In quegli anni Freud era molto preoccupato del fatto che la “sua” psicoanalisi potesse essere attaccata dall’esterno e avere eccessivi contrasti al suo interno perché tali eventualità ne avrebbero minato lo sviluppo e l’affermazione nel mondo scientifico. Così fu disturbato dalla relazione La grande etera che Wittels presentò alla Società psicologica nel maggio 1907 (successivamente pubblicata, come già ricordato, sulla Fackel col titolo La donna bambina). Il contenuto della relazione era  un amalgama di concetti psicoanalitici e della “filosofia” di Kraus e rischiava di destabilizzare la psicoanalisi nascente creando delle polemiche inopportune. In seguito Wittels avrebbe scritto: «Certamente, servendomi dei termini di Freud, spiegavo che questo tipo di donna era necessariamente  “perversa polimorfa”, sadica, lesbica e tutto ciò che ne derivava…» (Timms, 1995, p. 60).
In effetti, nonostante che le ricerche della Società sorta intorno a Freud fossero strettamente legate al demi-monde viennese e al problematico culto erotico sorto intorno alla “donna bambina” Irma Karczewska (Timms, 1995), la relazione La grande etera e l’articolo La donna bambina provocarono tensioni tra Wittels e il circolo dei primi psicoanalisti e nello stesso tempo iniziarono a incrinare la sua amicizia con Kraus.     
    La conflittualità tra Wittels e Kraus aumentò anche per il fatto che i due vivevano in modo diverso il rapporto turbolento con la “donna bambina”, soprattutto a causa del triangolo amoroso tra Wittels, la Karczewska e lo scrittore anarchico Erich Mühsam perché Kraus, di fatto, favoriva la naturale tendenza alla promiscuità sessuale della sua protetta.
Dal 1908, anche a causa dell’ambivalenza di Wittels nei suoi confronti, Kraus cominciò a criticare apertamente la psicoanalisi sulle pagine di Die Fackel. Le critiche non erano rivolte a Freud, del quale Kraus apprezzava le idee, ma piuttosto a Isidor Sadger, Wilhelm Stekel e  Otto Rank, che a suo parere applicavano in modo riduttivo le idee psicoanalitiche alla letteratura e all’arte.
Nel 1910, dopo che Wittels tenne alla Società psicoanalitica di Vienna la relazione sulla “nevrosi della Fackel”, l’atteggiamento di Kraus verso la psicoanalisi diventò nettamente critico, astioso e ironico. Leggiamo nei Ricordi: «Per un breve periodo Kraus fu il mio migliore amico e per un lungo periodo successivo fu il mio migliore nemico. Lo vidi per l’ultima volta nel 1910... » (Timms, 1995, p. 43).


CONSIDERAZIONI CONCLUSIVE

Nel 1904 Kraus, profondamente colpito dal libro di Weininger, pubblicò contro i critici che non accettavano la teoria della natura poligama delle donne un sarcastico commento a proposito del caso di una donna di provincia accusata proprio di poligamia, il cui marito travolto dallo scandalo pubblico si era suicidato. Freud apprezzò la presa di posizione di Kraus e gli inviò subito un biglietto di congratulazioni per «il coraggio e la capacità di vedere implicazioni più ampie in un fatto di modesta portata» (Freud, in Makari, 2008, p. 147).

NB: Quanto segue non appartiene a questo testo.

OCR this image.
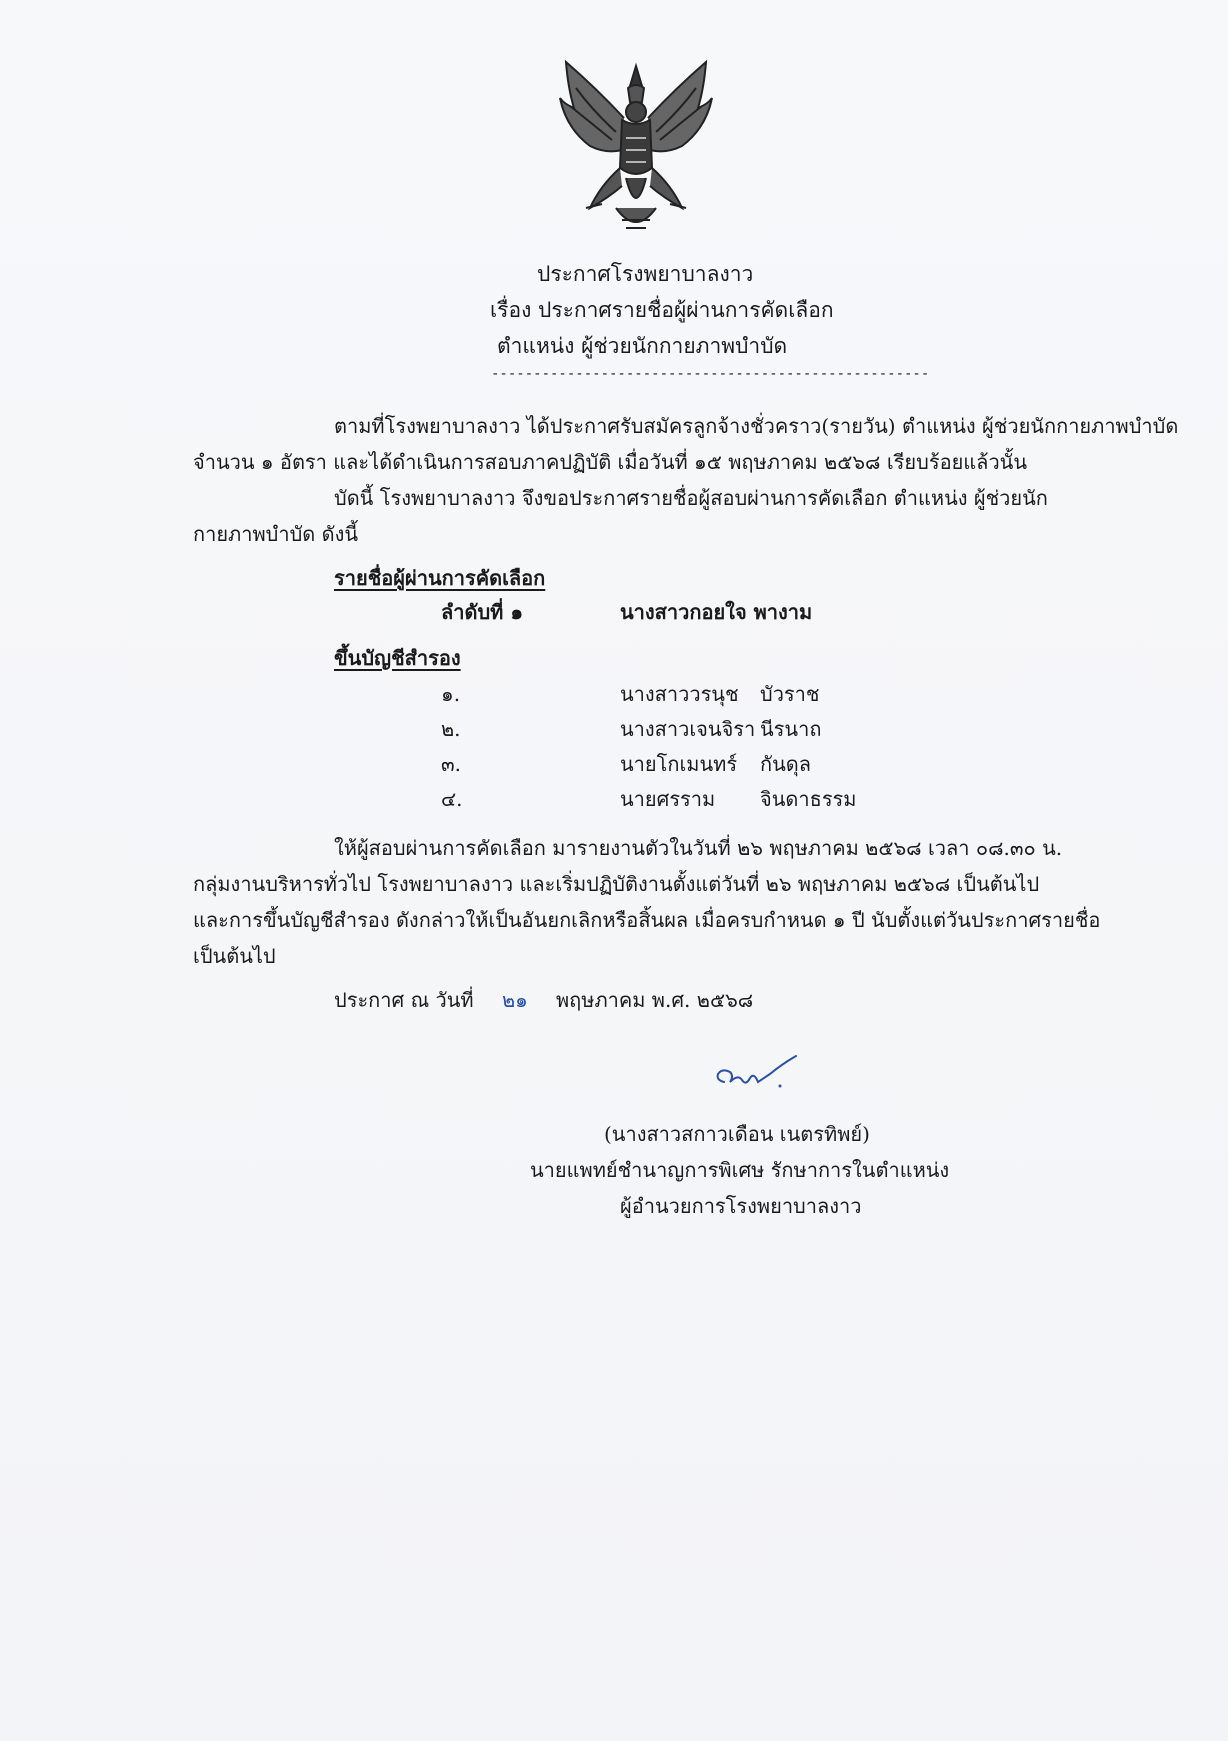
ประกาศโรงพยาบาลงาว
เรื่อง ประกาศรายชื่อผู้ผ่านการคัดเลือก
ตำแหน่ง ผู้ช่วยนักกายภาพบำบัด
----------------------------------------------------
ตามที่โรงพยาบาลงาว ได้ประกาศรับสมัครลูกจ้างชั่วคราว(รายวัน) ตำแหน่ง ผู้ช่วยนักกายภาพบำบัด
จำนวน ๑ อัตรา และได้ดำเนินการสอบภาคปฏิบัติ เมื่อวันที่ ๑๕ พฤษภาคม ๒๕๖๘ เรียบร้อยแล้วนั้น
บัดนี้ โรงพยาบาลงาว จึงขอประกาศรายชื่อผู้สอบผ่านการคัดเลือก ตำแหน่ง ผู้ช่วยนัก
กายภาพบำบัด ดังนี้
รายชื่อผู้ผ่านการคัดเลือก
ลำดับที่ ๑	นางสาวกอยใจ พางาม
ขึ้นบัญชีสำรอง
๑.	นางสาววรนุช บัวราช
๒.	นางสาวเจนจิรา นีรนาถ
๓.	นายโกเมนทร์ กันดุล
๔.	นายศรราม จินดาธรรม
ให้ผู้สอบผ่านการคัดเลือก มารายงานตัวในวันที่ ๒๖ พฤษภาคม ๒๕๖๘ เวลา ๐๘.๓๐ น.
กลุ่มงานบริหารทั่วไป โรงพยาบาลงาว และเริ่มปฏิบัติงานตั้งแต่วันที่ ๒๖ พฤษภาคม ๒๕๖๘ เป็นต้นไป
และการขึ้นบัญชีสำรอง ดังกล่าวให้เป็นอันยกเลิกหรือสิ้นผล เมื่อครบกำหนด ๑ ปี นับตั้งแต่วันประกาศรายชื่อ
เป็นต้นไป
ประกาศ ณ วันที่ ๒๑ พฤษภาคม พ.ศ. ๒๕๖๘
(นางสาวสกาวเดือน เนตรทิพย์)
นายแพทย์ชำนาญการพิเศษ รักษาการในตำแหน่ง
ผู้อำนวยการโรงพยาบาลงาว
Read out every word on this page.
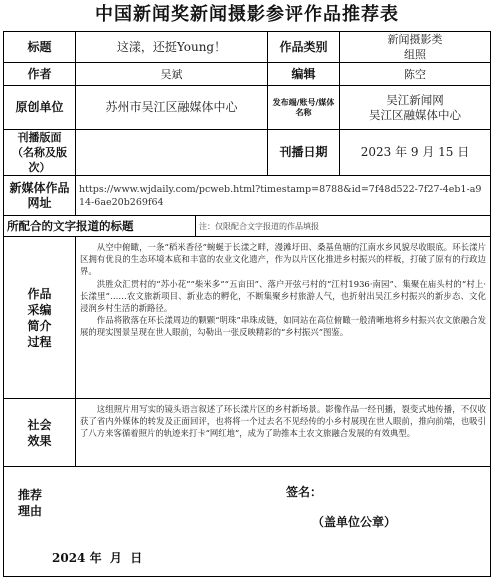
中国新闻奖新闻摄影参评作品推荐表
标题	这漾，还挺Young！		作品类别	新闻摄影类
组照
作者	吴斌		编辑	陈空
原创单位	苏州市吴江区融媒体中心		发布端/账号/媒体名称	吴江新闻网
吴江区融媒体中心
刊播版面
（名称及版次）			刊播日期	2023 年 9 月 15 日
新媒体作品网址	https://www.wjdaily.com/pcweb.html?timestamp=8788&id=7f48d522-7f27-4eb1-a914-6ae20b269f64			
所配合的文字报道的标题		注：仅限配合文字报道的作品填报		
作品采编简介过程	从空中俯瞰，一条“稻米香径”蜿蜒于长漾之畔，漫滩圩田、桑基鱼塘的江南水乡风貌尽收眼底。环长漾片区拥有优良的生态环境本底和丰富的农业文化遗产，作为以片区化推进乡村振兴的样板，打破了原有的行政边界。

洪胜众汇贯村的“苏小花”“柴米多”“五亩田”、落户开弦弓村的“江村1936·南园”、集聚在庙头村的“村上·长漾里”……农文旅新项目、新业态的孵化，不断集聚乡村旅游人气，也折射出吴江乡村振兴的新步态、文化浸润乡村生活的新路径。

作品将散落在环长漾周边的颗颗“明珠”串珠成链，如同站在高位俯瞰一般清晰地将乡村振兴农文旅融合发展的现实图景呈现在世人眼前，勾勒出一张反映精彩的“乡村振兴”图鉴。			

社会效果	这组照片用写实的镜头语言叙述了环长漾片区的乡村新场景。影像作品一经刊播，裂变式地传播，不仅收获了省内外媒体的转发及正面回评，也将将一个过去名不见经传的小乡村展现在世人眼前，推向前端，也吸引了八方来客循着照片的轨迹来打卡“网红地”，成为了助推本土农文旅融合发展的有效典型。			

推荐理由
签名：
（盖单位公章）
2024 年  月  日				
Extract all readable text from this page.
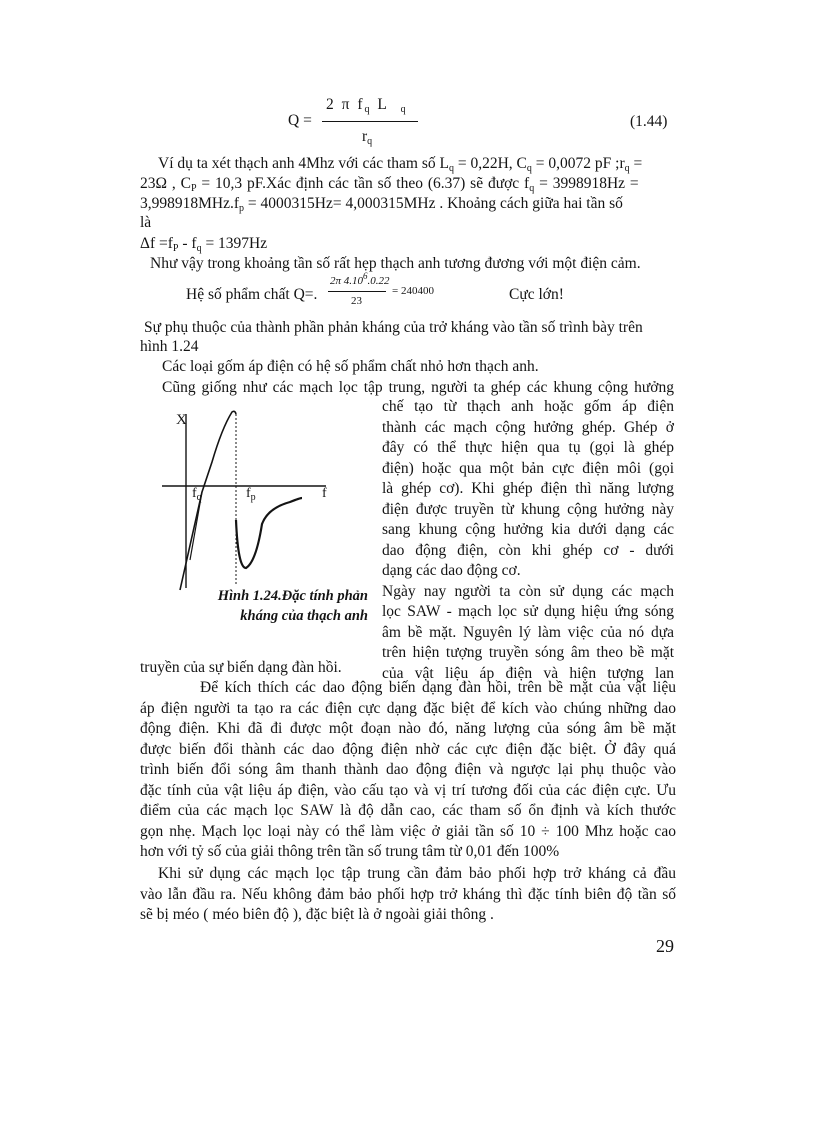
Q =
2 π $f_q$ L $_q$
$r_q$
(1.44)
Ví dụ ta xét thạch anh 4Mhz với các tham số $L_q = 0,22H$, $C_q = 0,0072$ pF $;r_q$ =
23Ω , $C_P = 10,3$ pF.Xác định các tần số theo (6.37) sẽ được $f_q = 3998918Hz$ =
$3,998918MHz.f_p = 4000315Hz= 4,000315MHz$ . Khoảng cách giữa hai tần số
là
$\Delta f =f_P - f_q = 1397Hz$
Như vậy trong khoảng tần số rất hẹp thạch anh tương đương với một điện cảm.
Hệ số phẩm chất Q=.
2π 4.10$^6$.0.22
23
= 240400	Cực lớn!
Sự phụ thuộc của thành phần phản kháng của trở kháng vào tần số trình bày trên
hình 1.24
Các loại gốm áp điện có hệ số phẩm chất nhỏ hơn thạch anh.
Cũng giống như các mạch lọc tập trung, người ta ghép các khung cộng hưởng
chế tạo từ thạch anh hoặc gốm áp điện
thành các mạch cộng hưởng ghép. Ghép ở
đây có thể thực hiện qua tụ (gọi là ghép
điện) hoặc qua một bản cực điện môi (gọi
là ghép cơ). Khi ghép điện thì năng lượng
điện được truyền từ khung cộng hưởng này
sang khung cộng hưởng kia dưới dạng các
dao động điện, còn khi ghép cơ - dưới
dạng các dao động cơ.
Ngày nay người ta còn sử dụng các mạch
lọc SAW - mạch lọc sử dụng hiệu ứng sóng
âm bề mặt. Nguyên lý làm việc của nó dựa
trên hiện tượng truyền sóng âm theo bề mặt
của vật liệu áp điện và hiện tượng lan
X
$f_q$	$f_p$	f
Hình 1.24.Đặc tính phản
kháng của thạch anh
truyền của sự biến dạng đàn hồi.
Để kích thích các dao động biến dạng đàn hồi, trên bề mặt của vật liệu
áp điện người ta tạo ra các điện cực dạng đặc biệt để kích vào chúng những dao
động điện. Khi đã đi được một đoạn nào đó, năng lượng của sóng âm bề mặt
được biến đổi thành các dao động điện nhờ các cực điện đặc biệt. Ở đây quá
trình biến đổi sóng âm thanh thành dao động điện và ngược lại phụ thuộc vào
đặc tính của vật liệu áp điện, vào cấu tạo và vị trí tương đối của các điện cực. Ưu
điểm của các mạch lọc SAW là độ dẫn cao, các tham số ổn định và kích thước
gọn nhẹ. Mạch lọc loại này có thể làm việc ở giải tần số 10 ÷ 100 Mhz hoặc cao
hơn với tỷ số của giải thông trên tần số trung tâm từ 0,01 đến 100%
Khi sử dụng các mạch lọc tập trung cần đảm bảo phối hợp trở kháng cả đầu
vào lẫn đầu ra. Nếu không đảm bảo phối hợp trở kháng thì đặc tính biên độ tần số
sẽ bị méo ( méo biên độ ), đặc biệt là ở ngoài giải thông .
29
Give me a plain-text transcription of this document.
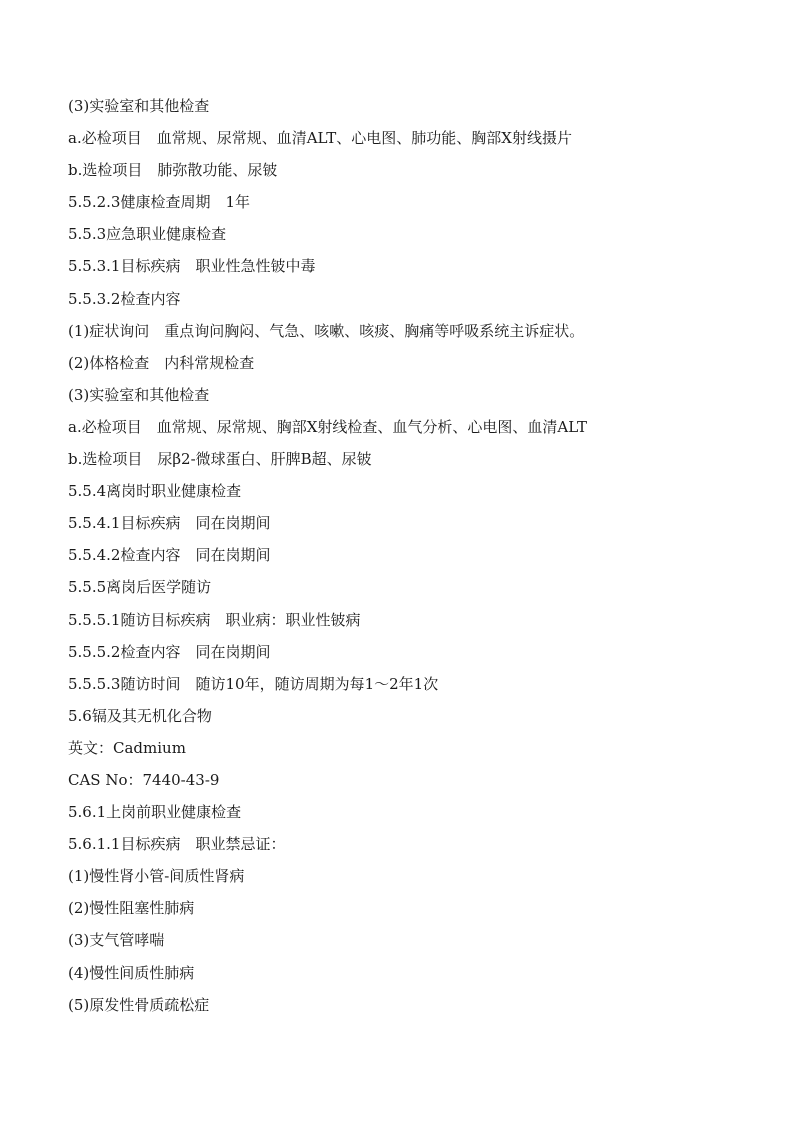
(3)实验室和其他检查
a.必检项目　血常规、尿常规、血清ALT、心电图、肺功能、胸部X射线摄片
b.选检项目　肺弥散功能、尿铍
5.5.2.3健康检查周期　1年
5.5.3应急职业健康检查
5.5.3.1目标疾病　职业性急性铍中毒
5.5.3.2检查内容
(1)症状询问　重点询问胸闷、气急、咳嗽、咳痰、胸痛等呼吸系统主诉症状。
(2)体格检查　内科常规检查
(3)实验室和其他检查
a.必检项目　血常规、尿常规、胸部X射线检查、血气分析、心电图、血清ALT
b.选检项目　尿β2-微球蛋白、肝脾B超、尿铍
5.5.4离岗时职业健康检查
5.5.4.1目标疾病　同在岗期间
5.5.4.2检查内容　同在岗期间
5.5.5离岗后医学随访
5.5.5.1随访目标疾病　职业病：职业性铍病
5.5.5.2检查内容　同在岗期间
5.5.5.3随访时间　随访10年，随访周期为每1～2年1次
5.6镉及其无机化合物
英文：Cadmium
CAS No：7440-43-9
5.6.1上岗前职业健康检查
5.6.1.1目标疾病　职业禁忌证：
(1)慢性肾小管-间质性肾病
(2)慢性阻塞性肺病
(3)支气管哮喘
(4)慢性间质性肺病
(5)原发性骨质疏松症
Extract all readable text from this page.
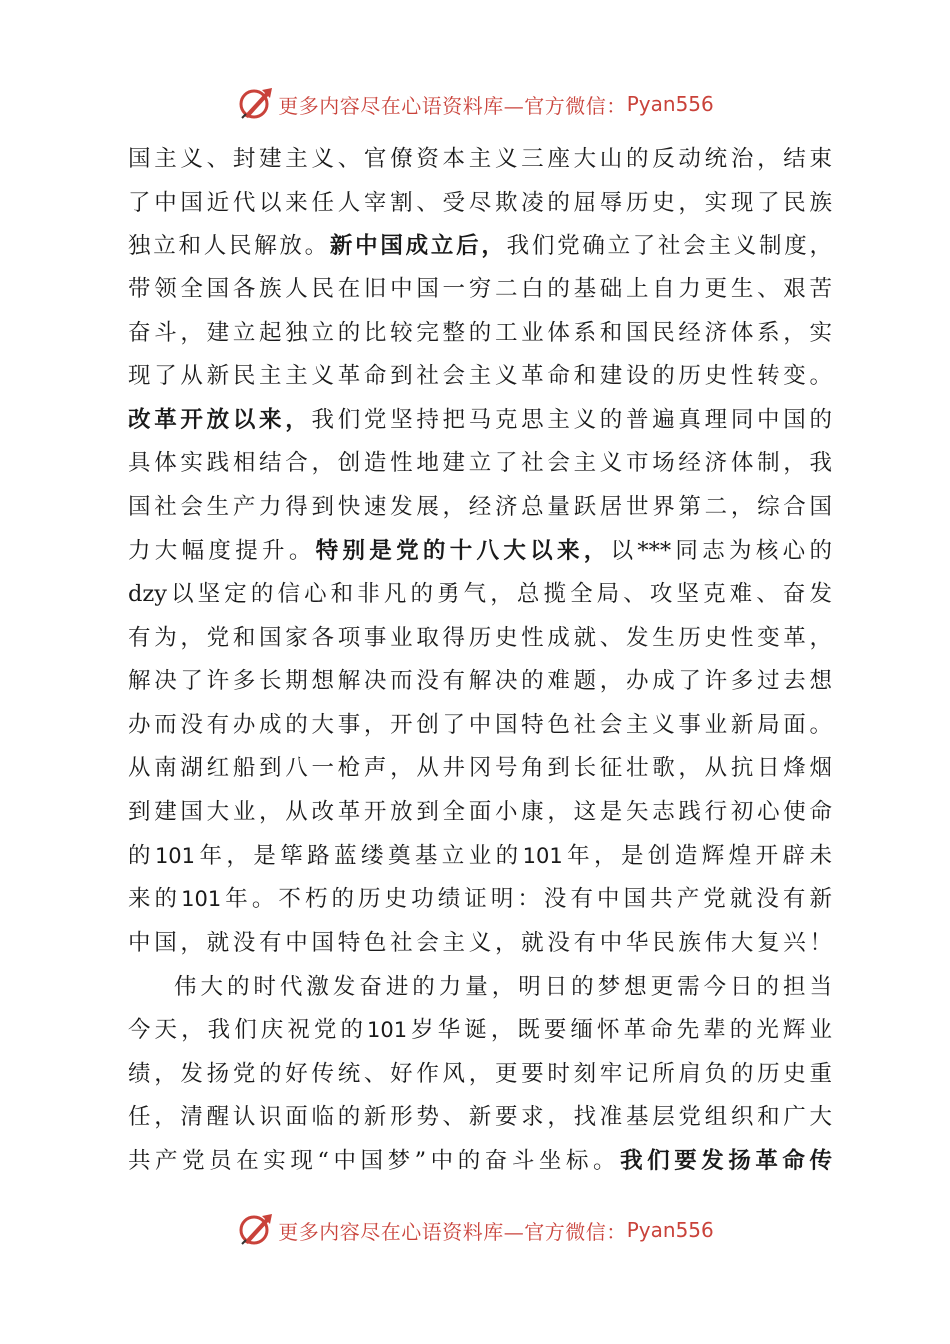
更多内容尽在心语资料库—官方微信： Pyan556
国主义、封建主义、官僚资本主义三座大山的反动统治，结束
了中国近代以来任人宰割、受尽欺凌的屈辱历史，实现了民族
独立和人民解放。新中国成立后，我们党确立了社会主义制度，
带领全国各族人民在旧中国一穷二白的基础上自力更生、艰苦
奋斗，建立起独立的比较完整的工业体系和国民经济体系，实
现了从新民主主义革命到社会主义革命和建设的历史性转变。
改革开放以来，我们党坚持把马克思主义的普遍真理同中国的
具体实践相结合，创造性地建立了社会主义市场经济体制，我
国社会生产力得到快速发展，经济总量跃居世界第二，综合国
力大幅度提升。特别是党的十八大以来，以***同志为核心的
dzy以坚定的信心和非凡的勇气，总揽全局、攻坚克难、奋发
有为，党和国家各项事业取得历史性成就、发生历史性变革，
解决了许多长期想解决而没有解决的难题，办成了许多过去想
办而没有办成的大事，开创了中国特色社会主义事业新局面。
从南湖红船到八一枪声，从井冈号角到长征壮歌，从抗日烽烟
到建国大业，从改革开放到全面小康，这是矢志践行初心使命
的101年，是筚路蓝缕奠基立业的101年，是创造辉煌开辟未
来的101年。不朽的历史功绩证明：没有中国共产党就没有新
中国，就没有中国特色社会主义，就没有中华民族伟大复兴！
伟大的时代激发奋进的力量，明日的梦想更需今日的担当
今天，我们庆祝党的101岁华诞，既要缅怀革命先辈的光辉业
绩，发扬党的好传统、好作风，更要时刻牢记所肩负的历史重
任，清醒认识面临的新形势、新要求，找准基层党组织和广大
共产党员在实现“中国梦”中的奋斗坐标。我们要发扬革命传
更多内容尽在心语资料库—官方微信： Pyan556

Può aiutare a capire il perché di questa mossa prendere in esame in quale situazione Freud si trovasse in quel periodo. «Nel 1904 Freud godeva di una certa reputazione accademica e era seguito da un piccolo gruppo di colleghi, ma non era famoso. Dopo la rottura con Breuer e Fliess si sentiva isolato. I medici che incontrava a casa sua e quelli che seguivano le sue lezioni erano i soli che lo ascoltavano. I suoi libri avevano avuto scarsa diffusione: basti pensare che in tredici anni si vendettero solo seicentoventisei copie degli Studi sull’isteria e in otto anni solo seicento copie dell’Interpretazione dei sogni» (ibid., p. 147).
Le cose cambiarono radicalmente nel 1905 quando Freud pubblicò un libro di modeste dimensioni, cui dette il titolo Tre saggi sulla teoria sessuale.
«La pubblicazione dei Tre saggi fece di Freud un eroe nella scena dei caffè viennesi e lo mise al centro di una rete di artisti, scrittori, giornalisti, femministe e riformatori che pensavano che la decadenza della Vienna degli Asburgo non fosse dovuta a una degenerazione ereditaria, ma piuttosto a secoli di regole e regolamenti malsani» (ibid., p. 151). Sbaglierebbe, perciò, chi si immaginasse il fondatore di una delle principali costruzioni teoriche del ventesimo secolo sempre chino sui libri, immerso nei suoi pensieri, distaccato e lontano dal mondo circostante. Sigmund Freud fu invece una persona “normale”, interessata allo studio e alla cultura, all’amicizia e alla vita sociale, ma anche all’amore e alla sessualità. Freud fu un attento e regolare lettore dei quotidiani e dei giornali d’opinione, un cittadino interessato alla politica e alle riforme sociali.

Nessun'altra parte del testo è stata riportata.